Umbrella organization of adjudicative tribunals in Ontario, Canada

The Ontario Civilian Police Commission (OCPC; French: Commission civile de l’Ontario sur la police), previously known as the Ontario Police Commission and the Ontario Civilian Commission on Police Services, was an independent quasi-judicial agency. It was one of the 13 adjudicative tribunals overseen by the Ministry of the Attorney General that make up Tribunals Ontario. The OCPC heard appeals, adjudicated applications, conducted investigations and resolved disputes regarding the oversight and provision of policing services in Ontario.

The role and authority of OCPC was mandated under the Ontario Police Services Act.

On April 1, 2024, the Community Safety and Policing Act, 2019 (CSPA)
came into force and the Police Services Act was repealed.
As of September 2025, the OCPC was no longer operating.

==Structure==

The OCPC has two divisions: Adjudicative and Investigative. The divisions operate independently under one Registrar.

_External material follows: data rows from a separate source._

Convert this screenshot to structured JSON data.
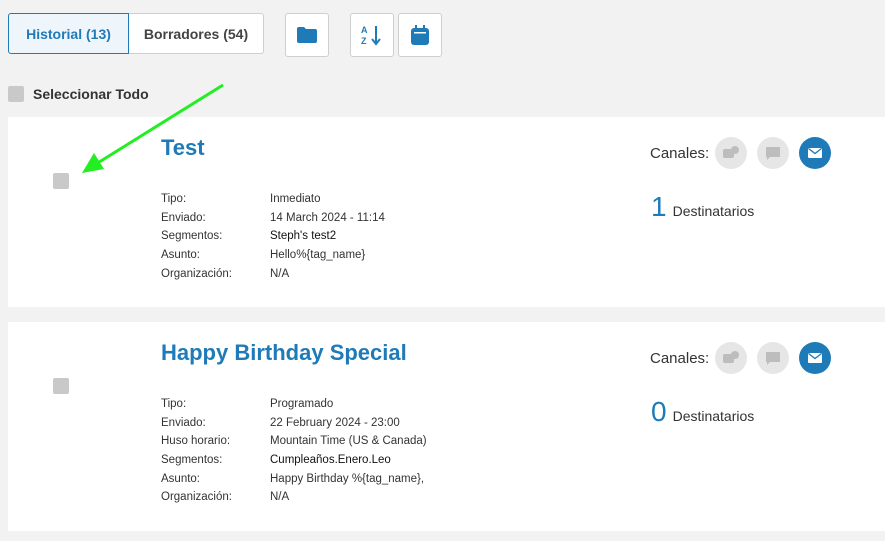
{
  "tabs": [
    {
      "label": "Historial (13)",
      "active": true
    },
    {
      "label": "Borradores (54)",
      "active": false
    }
  ],
  "toolbar_icons": [
    "folder-icon",
    "sort-az-icon",
    "calendar-icon"
  ],
  "select_all_label": "Seleccionar Todo",
  "colors": {
    "accent": "#1f7ab8",
    "arrow": "#22ee22"
  },
  "campaigns": [
    {
      "title": "Test",
      "fields": [
        {
          "key": "Tipo:",
          "value": "Inmediato"
        },
        {
          "key": "Enviado:",
          "value": "14 March 2024 - 11:14"
        },
        {
          "key": "Segmentos:",
          "value": "Steph's test2"
        },
        {
          "key": "Asunto:",
          "value": "Hello%{tag_name}"
        },
        {
          "key": "Organización:",
          "value": "N/A"
        }
      ],
      "channels_label": "Canales:",
      "channels": [
        "chat-bubbles-icon",
        "sms-icon",
        "email-icon"
      ],
      "active_channel": "email",
      "recipients_count": "1",
      "recipients_label": "Destinatarios"
    },
    {
      "title": "Happy Birthday Special",
      "fields": [
        {
          "key": "Tipo:",
          "value": "Programado"
        },
        {
          "key": "Enviado:",
          "value": "22 February 2024 - 23:00"
        },
        {
          "key": "Huso horario:",
          "value": "Mountain Time (US & Canada)"
        },
        {
          "key": "Segmentos:",
          "value": "Cumpleaños.Enero.Leo"
        },
        {
          "key": "Asunto:",
          "value": "Happy Birthday %{tag_name},"
        },
        {
          "key": "Organización:",
          "value": "N/A"
        }
      ],
      "channels_label": "Canales:",
      "channels": [
        "chat-bubbles-icon",
        "sms-icon",
        "email-icon"
      ],
      "active_channel": "email",
      "recipients_count": "0",
      "recipients_label": "Destinatarios"
    }
  ]
}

The Adjudicative division is led by the Associate Chair and, until the Police Services Act was repealed, primarily dealt with appeals of disciplinary matters, proposals to amalgamate, reduce or abolish existing municipal police forces, budgetary disputes regarding police services, and other functions.

The Investigative division is led by the Executive Chair and dealt with investigations, inquiries and public complaints concerning the conduct of chiefs of police, police officers, special constables and police services boards.

==Responsibilities==
The OCPC hears appeals, adjudicated applications, conducts investigations, and resolves disputes regarding the oversight and provision of policing services.
The Special Investigations Unit primarily investigates police-involved incidents of death, serious injury, and sexual assault.

Requests for other types of services can also be made by the Ontario provincial government.